Sennachérib apparaît comme une grande figure, non seulement comme militaire et administrateur, mais aussi comme promoteur de réalisations très nouvelles pour l’époque, liées aux aspects techniques du développement. Il entreprend des travaux d’urbanisme, particulièrement à Ninive. Quand son père était roi, Sennachérib occupait à Ninive « le palais de la succession » d'où il suppléait son père pendant ses campagnes. Sargon II, lui, s'installe à Dur-Sharrukin, sa nouvelle capitale, entièrement construite à sa gloire. À sa mort, Sennachérib, refuse de s'installer à Dur-Sharrukin et fait de Ninive la nouvelle capitale de l'Empire. Il y a plusieurs explications à cela. D'une part, la nouvelle capitale de son père était entièrement construite à sa gloire. Chaque bas-relief, chaque nom de porte de rempart était un panégyrique en l'honneur de Sargon. Par ailleurs, après des années d'installation à Ninive, Sennachérib s'est simplement attaché à sa ville, qu'il a préférée à Kalkhu. Enfin, la mort tragique de son père aux confins de l'Empire et l'absence de sépulture le condamnant à errer comme un spectre a été compris dans l'Antiquité comme une malédiction. Cela pouvait donner une raison supplémentaire d'éviter les palais de Sargon.

En faisant de Ninive la nouvelle capitale de l'Empire, il lance de grands chantiers d'aménagement conforme à son rang. Il commence par ordonner la construction de grands parcs paysagers autour de la ville. Ce qui donna vraisemblablement naissance au mythe des jardins suspendus de Sémiramis après quelques confusions.
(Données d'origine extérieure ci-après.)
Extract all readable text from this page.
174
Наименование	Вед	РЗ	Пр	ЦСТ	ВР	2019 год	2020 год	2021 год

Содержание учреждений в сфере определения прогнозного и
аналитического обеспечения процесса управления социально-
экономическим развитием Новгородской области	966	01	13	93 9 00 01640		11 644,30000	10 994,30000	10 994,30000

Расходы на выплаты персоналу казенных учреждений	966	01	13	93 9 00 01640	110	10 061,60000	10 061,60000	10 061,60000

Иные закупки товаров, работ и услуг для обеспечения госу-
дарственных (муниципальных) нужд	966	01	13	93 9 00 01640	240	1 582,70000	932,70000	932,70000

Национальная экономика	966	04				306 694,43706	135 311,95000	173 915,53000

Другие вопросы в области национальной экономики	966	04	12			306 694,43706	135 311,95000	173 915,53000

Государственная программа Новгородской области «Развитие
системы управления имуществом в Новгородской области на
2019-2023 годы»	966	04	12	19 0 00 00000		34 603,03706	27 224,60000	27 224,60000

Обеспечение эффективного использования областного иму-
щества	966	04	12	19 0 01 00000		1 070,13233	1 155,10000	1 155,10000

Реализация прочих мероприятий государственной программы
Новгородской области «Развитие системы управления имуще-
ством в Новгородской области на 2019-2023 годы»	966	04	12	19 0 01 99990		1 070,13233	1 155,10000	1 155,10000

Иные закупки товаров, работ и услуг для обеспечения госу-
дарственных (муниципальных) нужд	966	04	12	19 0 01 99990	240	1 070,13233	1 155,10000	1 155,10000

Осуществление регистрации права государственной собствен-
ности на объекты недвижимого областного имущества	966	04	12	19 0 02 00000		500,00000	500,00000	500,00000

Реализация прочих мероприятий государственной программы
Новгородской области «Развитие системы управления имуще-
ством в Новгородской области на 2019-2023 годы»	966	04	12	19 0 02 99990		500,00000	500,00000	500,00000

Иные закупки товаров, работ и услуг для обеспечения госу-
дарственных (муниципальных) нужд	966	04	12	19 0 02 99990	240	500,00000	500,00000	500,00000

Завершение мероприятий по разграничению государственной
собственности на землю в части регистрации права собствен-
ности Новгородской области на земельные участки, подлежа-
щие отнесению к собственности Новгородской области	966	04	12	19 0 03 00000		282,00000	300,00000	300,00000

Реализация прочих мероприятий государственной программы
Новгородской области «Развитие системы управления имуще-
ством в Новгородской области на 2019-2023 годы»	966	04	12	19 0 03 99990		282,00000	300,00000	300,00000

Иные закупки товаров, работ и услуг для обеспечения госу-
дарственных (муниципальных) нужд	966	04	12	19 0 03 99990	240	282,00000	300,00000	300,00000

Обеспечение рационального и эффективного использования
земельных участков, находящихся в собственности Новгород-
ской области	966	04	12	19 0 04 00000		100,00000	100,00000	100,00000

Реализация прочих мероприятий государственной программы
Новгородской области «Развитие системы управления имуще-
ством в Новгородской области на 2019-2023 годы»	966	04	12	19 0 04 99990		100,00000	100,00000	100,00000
Pour irriguer ses parcs, il fait creuser de grands canaux depuis le mont Musri (actuel Jebel Bashiqah) entrecoupés de nombreux aqueducs. Il fait construire l’aqueduc de Jerwan associé à un canal de 80 km qui recueillait les eaux du Gomel et de certains affluents du Khors pour alimenter en eau Ninive. Des canaux aux parois de pierre, des barrages, des bassins de décantation composent l’ensemble de l’ouvrage. L’aqueduc, construit en pierre de taille d’une portée de 300 m avec une largeur de 12 m est supporté par cinq arches : plus de deux millions de blocs de pierre sont nécessaires à sa construction qui ne dure que quinze mois[10]. Il fait également construire des machines pour élever l’eau avec le système de la « vis sans fin » qui adopte le principe de la vis d'Archimède près de 400 ans plus tôt. Pour la mise en valeur de l'Empire, il ordonne la construction des routes et s’occupe de perfectionner les méthodes de fonte de métal. Il introduit en Assyrie la culture du coton (arbre à laine) venue de l’Inde. Il semble qu'il ait fait construire des jardins suspendus, ceux mêmes qu'on pensait trouver à Babylone.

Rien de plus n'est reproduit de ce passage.